Dürzi inancının kökleri 11. yüzyılda Mısır'daki Fatımi Halifesi el-Hakim bi Emrillah döneminde Şii mezhebinin İsmailî koluna dayanıyor. Topluluk, adını Hamza bin Ali’nin öğrencisi Muhammed ed Dürzi’den alıyor ancak Dürziler, Muhammed ed Dürzi’yi resmi kurucu olarak kabul etmiyor ve öğretilerini Hamza bin Ali’ye dayandırıyor.

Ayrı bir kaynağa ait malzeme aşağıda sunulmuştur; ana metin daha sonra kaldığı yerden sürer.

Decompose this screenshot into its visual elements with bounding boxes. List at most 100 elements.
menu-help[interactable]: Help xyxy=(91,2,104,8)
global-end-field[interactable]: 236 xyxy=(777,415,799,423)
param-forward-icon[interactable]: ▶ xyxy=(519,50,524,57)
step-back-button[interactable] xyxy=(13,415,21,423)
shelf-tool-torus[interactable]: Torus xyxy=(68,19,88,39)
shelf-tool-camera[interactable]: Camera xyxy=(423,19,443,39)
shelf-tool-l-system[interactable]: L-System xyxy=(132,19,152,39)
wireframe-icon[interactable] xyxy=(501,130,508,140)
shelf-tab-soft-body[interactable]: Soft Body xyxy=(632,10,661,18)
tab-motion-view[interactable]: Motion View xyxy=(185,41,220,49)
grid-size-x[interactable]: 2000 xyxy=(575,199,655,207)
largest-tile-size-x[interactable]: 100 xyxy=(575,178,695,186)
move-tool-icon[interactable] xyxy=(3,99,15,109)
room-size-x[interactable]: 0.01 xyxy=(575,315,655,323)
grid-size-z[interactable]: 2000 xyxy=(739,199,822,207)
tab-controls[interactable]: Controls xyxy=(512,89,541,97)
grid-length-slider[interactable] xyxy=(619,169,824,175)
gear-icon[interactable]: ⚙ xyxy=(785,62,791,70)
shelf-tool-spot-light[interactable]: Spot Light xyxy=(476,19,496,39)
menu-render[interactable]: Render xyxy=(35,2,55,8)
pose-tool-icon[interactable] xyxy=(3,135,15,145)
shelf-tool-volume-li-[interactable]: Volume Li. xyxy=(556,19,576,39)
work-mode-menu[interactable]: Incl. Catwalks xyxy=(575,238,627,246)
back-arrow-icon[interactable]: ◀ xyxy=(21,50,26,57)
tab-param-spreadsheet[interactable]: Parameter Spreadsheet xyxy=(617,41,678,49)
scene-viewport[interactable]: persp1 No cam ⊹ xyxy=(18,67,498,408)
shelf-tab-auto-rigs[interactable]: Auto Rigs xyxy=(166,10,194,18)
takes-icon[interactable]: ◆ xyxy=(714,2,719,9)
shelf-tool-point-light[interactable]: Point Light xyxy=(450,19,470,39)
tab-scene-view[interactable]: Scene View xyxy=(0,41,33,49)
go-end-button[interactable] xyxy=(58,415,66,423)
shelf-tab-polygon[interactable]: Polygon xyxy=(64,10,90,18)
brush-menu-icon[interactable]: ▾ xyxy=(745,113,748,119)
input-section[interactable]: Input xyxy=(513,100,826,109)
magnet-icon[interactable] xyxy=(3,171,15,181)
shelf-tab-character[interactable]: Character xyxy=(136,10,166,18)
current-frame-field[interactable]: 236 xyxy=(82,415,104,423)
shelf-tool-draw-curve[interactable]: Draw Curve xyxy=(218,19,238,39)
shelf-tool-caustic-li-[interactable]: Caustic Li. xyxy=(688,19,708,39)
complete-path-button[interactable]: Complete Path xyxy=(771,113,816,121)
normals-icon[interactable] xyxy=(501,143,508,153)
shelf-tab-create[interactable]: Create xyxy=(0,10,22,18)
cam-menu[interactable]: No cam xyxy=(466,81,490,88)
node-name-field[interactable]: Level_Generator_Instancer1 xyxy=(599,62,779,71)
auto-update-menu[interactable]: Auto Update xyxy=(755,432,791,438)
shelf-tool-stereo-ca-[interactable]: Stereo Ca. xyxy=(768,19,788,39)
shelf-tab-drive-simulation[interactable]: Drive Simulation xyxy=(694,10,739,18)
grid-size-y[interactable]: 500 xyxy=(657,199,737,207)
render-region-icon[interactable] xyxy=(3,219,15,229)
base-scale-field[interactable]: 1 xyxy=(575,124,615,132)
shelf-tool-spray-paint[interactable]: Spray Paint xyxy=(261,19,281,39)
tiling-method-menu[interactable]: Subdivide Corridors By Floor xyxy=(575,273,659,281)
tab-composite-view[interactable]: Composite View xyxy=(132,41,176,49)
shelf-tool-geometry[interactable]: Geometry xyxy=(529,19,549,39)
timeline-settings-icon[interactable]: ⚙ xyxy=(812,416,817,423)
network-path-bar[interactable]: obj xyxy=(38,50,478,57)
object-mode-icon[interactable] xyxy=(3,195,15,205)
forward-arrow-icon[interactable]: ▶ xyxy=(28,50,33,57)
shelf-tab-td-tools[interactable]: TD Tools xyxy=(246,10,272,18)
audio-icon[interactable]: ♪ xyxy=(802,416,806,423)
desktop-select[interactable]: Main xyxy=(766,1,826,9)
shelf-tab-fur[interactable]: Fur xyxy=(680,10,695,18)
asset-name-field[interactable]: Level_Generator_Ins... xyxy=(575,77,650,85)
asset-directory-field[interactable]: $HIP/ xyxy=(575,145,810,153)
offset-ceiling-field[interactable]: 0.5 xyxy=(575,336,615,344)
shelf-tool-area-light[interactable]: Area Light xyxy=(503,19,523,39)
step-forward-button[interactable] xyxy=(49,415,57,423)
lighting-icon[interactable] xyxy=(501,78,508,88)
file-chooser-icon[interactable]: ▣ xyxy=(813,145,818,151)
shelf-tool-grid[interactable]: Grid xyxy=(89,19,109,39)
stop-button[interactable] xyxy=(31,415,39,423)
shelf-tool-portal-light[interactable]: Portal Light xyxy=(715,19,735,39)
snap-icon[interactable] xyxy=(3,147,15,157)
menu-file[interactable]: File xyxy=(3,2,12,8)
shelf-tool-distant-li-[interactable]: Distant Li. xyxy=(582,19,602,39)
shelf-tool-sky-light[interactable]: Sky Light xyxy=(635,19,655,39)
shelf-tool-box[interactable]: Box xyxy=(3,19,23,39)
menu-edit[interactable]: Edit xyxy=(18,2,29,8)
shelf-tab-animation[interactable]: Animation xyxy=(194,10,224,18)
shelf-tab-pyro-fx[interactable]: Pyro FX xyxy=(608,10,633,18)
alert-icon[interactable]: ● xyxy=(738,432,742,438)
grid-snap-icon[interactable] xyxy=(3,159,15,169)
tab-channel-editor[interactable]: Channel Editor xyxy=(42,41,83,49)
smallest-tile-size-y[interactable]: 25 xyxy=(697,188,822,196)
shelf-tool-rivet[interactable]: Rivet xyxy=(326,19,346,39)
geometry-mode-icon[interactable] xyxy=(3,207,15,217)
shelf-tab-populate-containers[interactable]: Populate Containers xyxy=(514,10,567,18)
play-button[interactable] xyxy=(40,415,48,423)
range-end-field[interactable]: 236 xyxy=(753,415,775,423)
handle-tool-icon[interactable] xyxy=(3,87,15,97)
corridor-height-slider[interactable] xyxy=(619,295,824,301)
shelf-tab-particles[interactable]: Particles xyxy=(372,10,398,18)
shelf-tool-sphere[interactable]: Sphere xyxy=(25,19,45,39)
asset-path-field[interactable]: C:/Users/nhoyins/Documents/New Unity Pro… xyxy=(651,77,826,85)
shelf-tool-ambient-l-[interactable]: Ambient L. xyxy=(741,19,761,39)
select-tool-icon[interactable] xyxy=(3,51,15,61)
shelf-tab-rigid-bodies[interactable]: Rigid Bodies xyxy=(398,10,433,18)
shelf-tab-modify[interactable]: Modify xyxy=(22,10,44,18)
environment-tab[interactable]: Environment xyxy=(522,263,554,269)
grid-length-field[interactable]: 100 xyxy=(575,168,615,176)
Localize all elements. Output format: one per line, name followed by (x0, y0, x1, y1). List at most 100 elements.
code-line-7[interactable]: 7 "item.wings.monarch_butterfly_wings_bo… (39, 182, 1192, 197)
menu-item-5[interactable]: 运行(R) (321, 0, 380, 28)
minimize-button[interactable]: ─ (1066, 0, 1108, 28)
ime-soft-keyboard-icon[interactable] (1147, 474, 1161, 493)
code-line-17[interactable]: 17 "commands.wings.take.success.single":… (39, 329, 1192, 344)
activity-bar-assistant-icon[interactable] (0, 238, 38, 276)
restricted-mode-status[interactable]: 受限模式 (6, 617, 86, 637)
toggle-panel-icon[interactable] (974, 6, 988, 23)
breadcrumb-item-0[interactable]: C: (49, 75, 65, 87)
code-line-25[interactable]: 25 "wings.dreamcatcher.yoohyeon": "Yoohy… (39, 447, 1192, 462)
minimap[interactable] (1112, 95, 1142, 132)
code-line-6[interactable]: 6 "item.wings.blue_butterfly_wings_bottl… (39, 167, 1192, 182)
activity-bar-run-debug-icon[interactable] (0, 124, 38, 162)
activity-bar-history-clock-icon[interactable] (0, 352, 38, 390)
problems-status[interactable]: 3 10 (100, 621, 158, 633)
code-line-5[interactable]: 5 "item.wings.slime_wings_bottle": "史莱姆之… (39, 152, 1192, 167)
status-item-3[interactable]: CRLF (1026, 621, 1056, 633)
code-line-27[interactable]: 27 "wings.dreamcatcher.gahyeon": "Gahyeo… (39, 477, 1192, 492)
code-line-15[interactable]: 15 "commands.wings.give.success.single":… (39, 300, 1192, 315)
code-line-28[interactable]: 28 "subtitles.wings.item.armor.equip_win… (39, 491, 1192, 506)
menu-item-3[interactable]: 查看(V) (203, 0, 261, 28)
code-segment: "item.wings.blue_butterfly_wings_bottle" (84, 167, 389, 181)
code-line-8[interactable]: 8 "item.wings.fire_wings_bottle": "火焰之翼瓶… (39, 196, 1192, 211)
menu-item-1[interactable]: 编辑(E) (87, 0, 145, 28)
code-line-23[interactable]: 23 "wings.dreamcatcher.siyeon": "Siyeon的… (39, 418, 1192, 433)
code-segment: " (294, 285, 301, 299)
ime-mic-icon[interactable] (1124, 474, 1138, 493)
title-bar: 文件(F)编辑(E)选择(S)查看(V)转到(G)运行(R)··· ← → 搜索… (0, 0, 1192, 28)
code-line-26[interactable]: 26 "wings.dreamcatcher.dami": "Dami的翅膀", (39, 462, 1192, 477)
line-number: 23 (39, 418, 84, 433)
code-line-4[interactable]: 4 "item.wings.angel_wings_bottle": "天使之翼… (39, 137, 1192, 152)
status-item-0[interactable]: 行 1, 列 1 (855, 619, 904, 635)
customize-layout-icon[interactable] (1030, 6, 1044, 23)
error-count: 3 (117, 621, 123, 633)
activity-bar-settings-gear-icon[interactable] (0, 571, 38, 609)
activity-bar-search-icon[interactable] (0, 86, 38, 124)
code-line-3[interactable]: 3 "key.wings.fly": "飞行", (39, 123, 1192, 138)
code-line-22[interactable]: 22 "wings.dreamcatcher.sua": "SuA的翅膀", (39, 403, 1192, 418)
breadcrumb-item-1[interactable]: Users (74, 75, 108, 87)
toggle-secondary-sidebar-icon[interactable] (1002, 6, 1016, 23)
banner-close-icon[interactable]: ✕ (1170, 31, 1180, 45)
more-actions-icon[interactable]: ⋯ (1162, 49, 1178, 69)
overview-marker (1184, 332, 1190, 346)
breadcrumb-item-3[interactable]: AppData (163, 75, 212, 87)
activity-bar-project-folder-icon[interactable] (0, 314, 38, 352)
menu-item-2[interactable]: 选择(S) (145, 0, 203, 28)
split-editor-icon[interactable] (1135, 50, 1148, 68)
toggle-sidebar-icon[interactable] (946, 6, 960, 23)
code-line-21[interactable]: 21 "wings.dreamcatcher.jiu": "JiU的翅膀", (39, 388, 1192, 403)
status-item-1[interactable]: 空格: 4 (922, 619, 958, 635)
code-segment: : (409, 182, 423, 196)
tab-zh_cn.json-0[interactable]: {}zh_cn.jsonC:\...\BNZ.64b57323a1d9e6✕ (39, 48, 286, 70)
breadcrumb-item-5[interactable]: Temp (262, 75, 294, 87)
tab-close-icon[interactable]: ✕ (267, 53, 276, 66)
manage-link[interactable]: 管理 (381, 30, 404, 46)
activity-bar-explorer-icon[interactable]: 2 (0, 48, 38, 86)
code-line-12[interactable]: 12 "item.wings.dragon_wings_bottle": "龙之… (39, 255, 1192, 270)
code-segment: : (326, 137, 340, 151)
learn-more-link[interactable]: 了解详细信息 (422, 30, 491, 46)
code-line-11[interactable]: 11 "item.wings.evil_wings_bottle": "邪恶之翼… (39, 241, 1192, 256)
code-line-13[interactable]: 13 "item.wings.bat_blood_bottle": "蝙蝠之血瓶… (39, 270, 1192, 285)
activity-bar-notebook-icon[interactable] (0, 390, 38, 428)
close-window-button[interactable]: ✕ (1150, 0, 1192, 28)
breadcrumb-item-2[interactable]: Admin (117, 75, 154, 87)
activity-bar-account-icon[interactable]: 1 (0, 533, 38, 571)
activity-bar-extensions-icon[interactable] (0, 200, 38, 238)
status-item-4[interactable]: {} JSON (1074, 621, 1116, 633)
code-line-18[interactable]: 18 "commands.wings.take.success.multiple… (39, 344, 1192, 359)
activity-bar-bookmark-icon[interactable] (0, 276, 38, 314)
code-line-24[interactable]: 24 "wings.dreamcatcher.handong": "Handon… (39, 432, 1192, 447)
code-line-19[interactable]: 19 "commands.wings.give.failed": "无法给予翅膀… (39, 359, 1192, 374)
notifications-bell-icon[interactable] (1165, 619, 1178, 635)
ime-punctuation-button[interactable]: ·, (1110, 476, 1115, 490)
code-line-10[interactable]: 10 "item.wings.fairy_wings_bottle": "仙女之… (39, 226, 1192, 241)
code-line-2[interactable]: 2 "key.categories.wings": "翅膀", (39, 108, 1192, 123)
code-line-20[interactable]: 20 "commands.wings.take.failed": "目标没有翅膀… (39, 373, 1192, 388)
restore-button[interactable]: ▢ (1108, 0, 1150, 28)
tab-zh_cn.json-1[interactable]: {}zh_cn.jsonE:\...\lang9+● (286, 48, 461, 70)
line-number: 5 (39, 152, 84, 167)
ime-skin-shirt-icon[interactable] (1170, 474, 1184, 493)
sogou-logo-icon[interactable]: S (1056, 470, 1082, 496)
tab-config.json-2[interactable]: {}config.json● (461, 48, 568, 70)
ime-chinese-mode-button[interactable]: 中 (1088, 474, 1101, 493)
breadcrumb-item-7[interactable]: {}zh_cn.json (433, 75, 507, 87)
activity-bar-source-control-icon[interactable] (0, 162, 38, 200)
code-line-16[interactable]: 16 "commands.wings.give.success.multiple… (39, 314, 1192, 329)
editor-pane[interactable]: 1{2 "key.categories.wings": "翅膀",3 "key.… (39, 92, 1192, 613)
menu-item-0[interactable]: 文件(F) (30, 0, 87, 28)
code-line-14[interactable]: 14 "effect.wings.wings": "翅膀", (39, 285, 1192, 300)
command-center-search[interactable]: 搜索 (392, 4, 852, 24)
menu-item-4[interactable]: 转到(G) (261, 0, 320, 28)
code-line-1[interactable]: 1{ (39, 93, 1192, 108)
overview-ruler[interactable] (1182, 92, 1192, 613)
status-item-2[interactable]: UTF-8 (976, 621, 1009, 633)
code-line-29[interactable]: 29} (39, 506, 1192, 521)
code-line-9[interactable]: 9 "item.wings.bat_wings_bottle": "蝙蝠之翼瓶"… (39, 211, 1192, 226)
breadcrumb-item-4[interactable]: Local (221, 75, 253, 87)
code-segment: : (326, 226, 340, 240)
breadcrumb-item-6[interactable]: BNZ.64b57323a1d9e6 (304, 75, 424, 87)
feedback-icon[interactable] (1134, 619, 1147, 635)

Her ne kadar inançlarının kökeni İslamiyet’e dayansa da Dürziler namaz, oruç, hac gibi ibadetleri yerine getirmiyor. Zamanla farklı din ve inançlardan etkilenerek değişen Dürzilik, bugün diğer İslam mezheplerinden ciddi oranda farklılaşan yapısıyla İslamiyet'ten bağımsız bir inanç haline geldi. Dürziler kendilerini Müslüman olarak görmüyor.
Dürziliğin İslamiyet'ten bağımsız bir inanç haline gelmesi onları yaşadıkları bölgede azınlık haline getirdi. Bu durum, Dürzileri kapalı bir topluluk olmaya itti. Günümüzde Dürzi inancının dini metinlerini ancak bu inanca mensup kişilerin okumasına izin veriliyor. Dışarıya fazlasıyla kapalı olan Dürziler inançlarını yayma amacı taşımıyor ve inançlarına geçişi ya da çıkışı da kabul etmiyor.